Centralized SSO Application Configuration Data Store

Reading application configuration data from a Single Sign-On database is a well-known concept within the BizTalk community. There are other means of retrieving application configuration data for BizTalk, yet retrieving them from SSO is the most powerful one. Microsoft has built an SSO Application Configuration Snap-In that provides a good user experience maintaining custom configuration data. With the Snap-In you will also get code for a .NET Helper Class to support retrieval of application configuration data in BizTalk. This approach has some major benefits.

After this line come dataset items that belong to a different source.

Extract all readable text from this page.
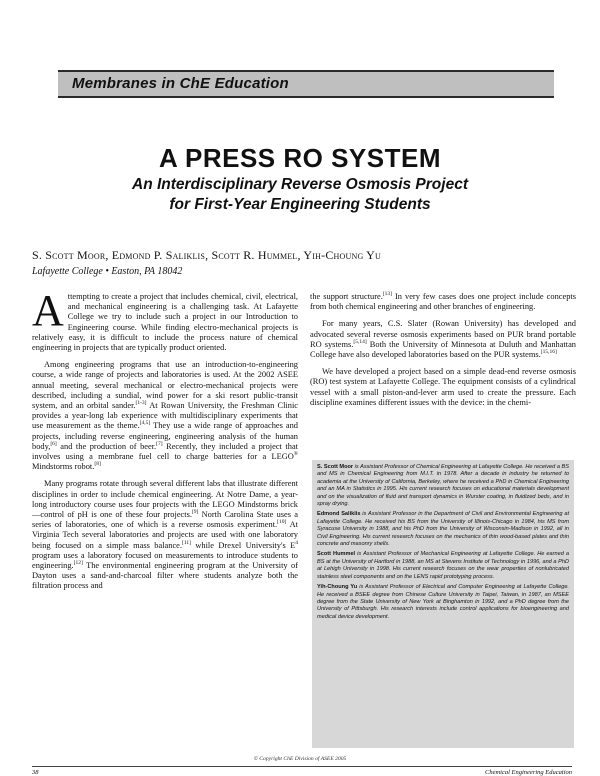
Membranes in ChE Education
A PRESS RO SYSTEM
An Interdisciplinary Reverse Osmosis Project
for First-Year Engineering Students
S. Scott Moor, Edmond P. Saliklis, Scott R. Hummel, Yih-Choung Yu
Lafayette College • Easton, PA 18042

Attempting to create a project that includes chemical, civil, electrical, and mechanical engineering is a challenging task. At Lafayette College we try to include such a project in our Introduction to Engineering course. While finding electro-mechanical projects is relatively easy, it is difficult to include the process nature of chemical engineering in projects that are typically product oriented.

Among engineering programs that use an introduction-to-engineering course, a wide range of projects and laboratories is used. At the 2002 ASEE annual meeting, several mechanical or electro-mechanical projects were described, including a sundial, wind power for a ski resort public-transit system, and an orbital sander.[1-3] At Rowan University, the Freshman Clinic provides a year-long lab experience with multidisciplinary experiments that use measurement as the theme.[4,5] They use a wide range of approaches and projects, including reverse engineering, engineering analysis of the human body,[6] and the production of beer.[7] Recently, they included a project that involves using a membrane fuel cell to charge batteries for a LEGO® Mindstorms robot.[8]

Many programs rotate through several different labs that illustrate different disciplines in order to include chemical engineering. At Notre Dame, a year-long introductory course uses four projects with the LEGO Mindstorms brick—control of pH is one of these four projects.[9] North Carolina State uses a series of laboratories, one of which is a reverse osmosis experiment.[10] At Virginia Tech several laboratories and projects are used with one laboratory being focused on a simple mass balance.[11] while Drexel University's $E^4$ program uses a laboratory focused on measurements to introduce students to engineering.[12] The environmental engineering program at the University of Dayton uses a sand-and-charcoal filter where students analyze both the filtration process and

the support structure.[13] In very few cases does one project include concepts from both chemical engineering and other branches of engineering.

For many years, C.S. Slater (Rowan University) has developed and advocated several reverse osmosis experiments based on PUR brand portable RO systems.[5,14] Both the University of Minnesota at Duluth and Manhattan College have also developed laboratories based on the PUR systems.[15,16]

We have developed a project based on a simple dead-end reverse osmosis (RO) test system at Lafayette College. The equipment consists of a cylindrical vessel with a small piston-and-lever arm used to create the pressure. Each discipline examines different issues with the device: in the chemi-

S. Scott Moor is Assistant Professor of Chemical Engineering at Lafayette College. He received a BS and MS in Chemical Engineering from M.I.T. in 1978. After a decade in industry he returned to academia at the University of California, Berkeley, where he received a PhD in Chemical Engineering and an MA in Statistics in 1995. His current research focuses on educational materials development and on the visualization of fluid and transport dynamics in Wurster coating, in fluidized beds, and in spray drying.

Edmond Saliklis is Assistant Professor in the Department of Civil and Environmental Engineering at Lafayette College. He received his BS from the University of Illinois-Chicago in 1984, his MS from Syracuse University in 1988, and his PhD from the University of Wisconsin-Madison in 1992, all in Civil Engineering. His current research focuses on the mechanics of thin wood-based plates and thin concrete and masonry shells.

Scott Hummel is Assistant Professor of Mechanical Engineering at Lafayette College. He earned a BS at the University of Hartford in 1988, an MS at Stevens Institute of Technology in 1996, and a PhD at Lehigh University in 1998. His current research focuses on the wear properties of nonlubricated stainless steel components and on the LENS rapid prototyping process.

Yih-Choung Yu is Assistant Professor of Electrical and Computer Engineering at Lafayette College. He received a BSEE degree from Chinese Culture University in Taipei, Taiwan, in 1987, an MSEE degree from the State University of New York at Binghamton in 1992, and a PhD degree from the University of Pittsburgh. His research interests include control applications for bioengineering and medical device development.

© Copyright ChE Division of ASEE 2005
38	Chemical Engineering Education
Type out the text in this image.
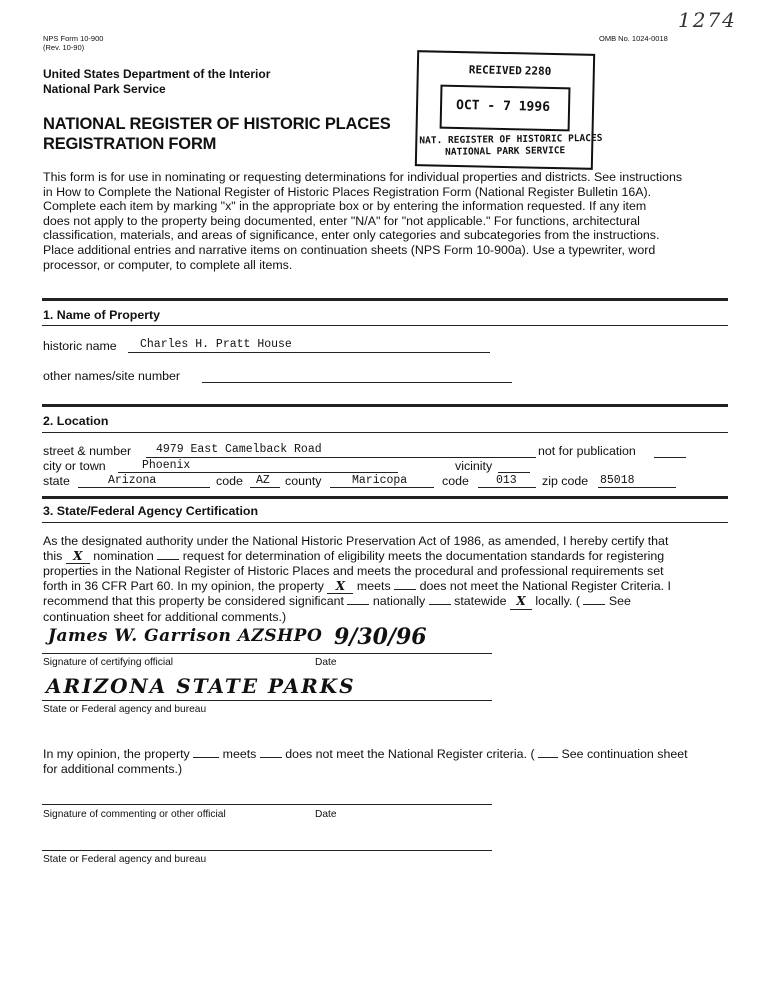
NPS Form 10-900
(Rev. 10-90)
OMB No. 1024-0018
1274
United States Department of the Interior
National Park Service
NATIONAL REGISTER OF HISTORIC PLACES
REGISTRATION FORM
RECEIVED 2280
OCT - 7 1996
NAT. REGISTER OF HISTORIC PLACES
NATIONAL PARK SERVICE
This form is for use in nominating or requesting determinations for individual properties and districts. See instructions
in How to Complete the National Register of Historic Places Registration Form (National Register Bulletin 16A).
Complete each item by marking "x" in the appropriate box or by entering the information requested. If any item
does not apply to the property being documented, enter "N/A" for "not applicable." For functions, architectural
classification, materials, and areas of significance, enter only categories and subcategories from the instructions.
Place additional entries and narrative items on continuation sheets (NPS Form 10-900a). Use a typewriter, word
processor, or computer, to complete all items.
1. Name of Property
historic name Charles H. Pratt House
other names/site number
2. Location
street & number 4979 East Camelback Road	not for publication
city or town	Phoenix	vicinity
state	Arizona	code AZ county	Maricopa	code 013 zip code 85018
3. State/Federal Agency Certification
As the designated authority under the National Historic Preservation Act of 1986, as amended, I hereby certify that
this X nomination request for determination of eligibility meets the documentation standards for registering
properties in the National Register of Historic Places and meets the procedural and professional requirements set
forth in 36 CFR Part 60. In my opinion, the property X meets does not meet the National Register Criteria. I
recommend that this property be considered significant nationally statewide X locally. ( See
continuation sheet for additional comments.)
James W. Garrison AZSHPO 9/30/96
Signature of certifying official	Date
ARIZONA STATE PARKS
State or Federal agency and bureau
In my opinion, the property	meets does not meet the National Register criteria. ( See continuation sheet
for additional comments.)
Signature of commenting or other official	Date
State or Federal agency and bureau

Your application configuration data is cached, has a built in refresh mechanism (ESSO Service) and is secure.
What if you have a requirement that to remotely (from a non-BizTalk machine) retrieve application configuration data, because you like to benefit from SSO Config Store?
Consider the following diagram
clip_image002[4]
In this scenario a mapping is implemented using a Functoid based on a shared helper class that reads the connectionstring information from SSO. Why all this trouble, well….BizTalk is not the only product that can do transformations, -and it’s worthy to write another post on when to use what product- but let’s say that this helper class is designed with in mind that the functionality will re-used by other interfaces which are developed using Sql Server Integration Services (SSIS) interfacing.
The implementation forces us to enable the machine that runs SSIS to access the SSO Database, that is, using the SSO API.
Business scenario
We use the BizTalk Deployment Framework (BTDF) to create an SSO Application, the BTDF uses the BizTalk Configuration to determine the location of the SSO. This works fairly easy since the Enterprise Single Sign On service is available on the BizTalk machine and all the required components.
However an SSIS machine….has no BizTalk, no Enterprise Single Sign on Service, no SSO Client…
clip_image004[4]
Why is the SSIS arrow in red….well…getting this scenario to work is not what you call ‘a walk in the park’.
Steps to implement this scenario, what can go wrong
· Installing the SSOClient (I used the setup from BizTalk and only installed the administration components)
http://msdn.microsoft.com/en-US/library/aa704695(v=bts.10)
o Configure the SSO Server
clip_image005[4]
Note: SSO Affiliate Applications are visible
· SSOAdministration MMC Snap-in
o Verified that the server is available
· Program Files\Common Files\Enterprise Single Sign On
o Verified using ssomanage –listapps that REMOTE applications are visible/shown
· DTC Ping
Performed a ping on the client/server
· Create a test client with different SSO Interop dlls
(http://social.msdn.microsoft.com/Forums/en-US/biztalkgeneral/thread/faa09aac-c960-4582-8b04-413b215b99e9)
o Unhandled Exception:
System.Runtime.InteropServices.COMException: Could not contact the SSO server '<Server>'. Check that SSO is configured and that the SSO  service is running on that server.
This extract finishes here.